What are the two pigments that cause photoperiodism ?

Answer 33

phytochrome, Pr and Pfr

Question 34

What are the two pigments that cause photoperiodism?

Answer 34

phytochrome, Pr and Pfr

Question 35

During Abscission how are the vascular bundles sealed off?

Answer 35

Fatty material is deposited on the stem side of the separation layer - > forms a protective scar.
Cells also respond to hormonal cues -> swell and retain water -> Strains outer separation layer.
Cellulase breaks down cell walls of plant cells.

Question 36

Abscission mechanisms:

Answer 36

Falling light levels lead to decreased auxin conc. -> Plants produce ethene in response -> initiates gene switching in abscission zone -> produces new enzymes -> digest and weaken cell walls of abscission zone.

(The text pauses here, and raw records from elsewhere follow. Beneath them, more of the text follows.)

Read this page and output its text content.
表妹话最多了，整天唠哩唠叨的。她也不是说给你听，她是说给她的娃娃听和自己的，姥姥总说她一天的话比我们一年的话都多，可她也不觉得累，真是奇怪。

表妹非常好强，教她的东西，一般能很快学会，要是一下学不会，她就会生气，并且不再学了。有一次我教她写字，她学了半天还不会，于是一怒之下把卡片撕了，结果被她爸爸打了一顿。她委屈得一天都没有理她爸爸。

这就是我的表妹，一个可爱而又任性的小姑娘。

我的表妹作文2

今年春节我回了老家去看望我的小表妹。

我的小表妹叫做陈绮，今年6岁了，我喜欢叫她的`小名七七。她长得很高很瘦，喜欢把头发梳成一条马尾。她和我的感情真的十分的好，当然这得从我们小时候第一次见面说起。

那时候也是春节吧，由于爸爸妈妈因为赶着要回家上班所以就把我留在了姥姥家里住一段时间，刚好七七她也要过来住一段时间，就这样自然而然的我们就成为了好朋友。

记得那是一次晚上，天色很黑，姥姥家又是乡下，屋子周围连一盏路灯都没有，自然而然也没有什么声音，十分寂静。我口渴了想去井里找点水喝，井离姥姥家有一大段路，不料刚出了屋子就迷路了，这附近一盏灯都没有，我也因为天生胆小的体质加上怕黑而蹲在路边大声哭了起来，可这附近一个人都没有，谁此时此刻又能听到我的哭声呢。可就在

Abiotic factors (e.g wind) cause final breakage.

Question 37

What is a petiole?

Answer 37

A petiole is stem off of the main stem which precedes a fruit or leaf.

Question 38

Stomatal Control:

Answer 38

• > Controlled dependent on heat and water availability.
• Stomata opened to cool down -> Warm water absorbs heat and evaporates.
• Close to conserve water.

Question 39

When is ABA released by plants:

Answer 39

When roots in soil detect low water levels and when leaf cells are under abiotic stress to close the stomata.

Question 40

How does ABA control stomata opening/closing:

Answer 40

ABA binds to a receptor on the plasma membrane of a stomatal guard cell -> triggers a cascade reaction resulting in the ions moving into the cell, reducing their water potential -> causes the cell to become turgid, closing the stomata and reducing the water loss by transpiration.

Question 41

Methods of preventing freeze:

Answer 41

• Cytoplasm and sap in vacuoles decrease freezing point
• Solutes synthesises to act as antifreeze
• Most species only produce chemicals that make them frost resistant during the winter months. -> gene switching in response to prolonged decrease in temperature + reduction in day length
• Sustained spell of warmer weather can reverse changes.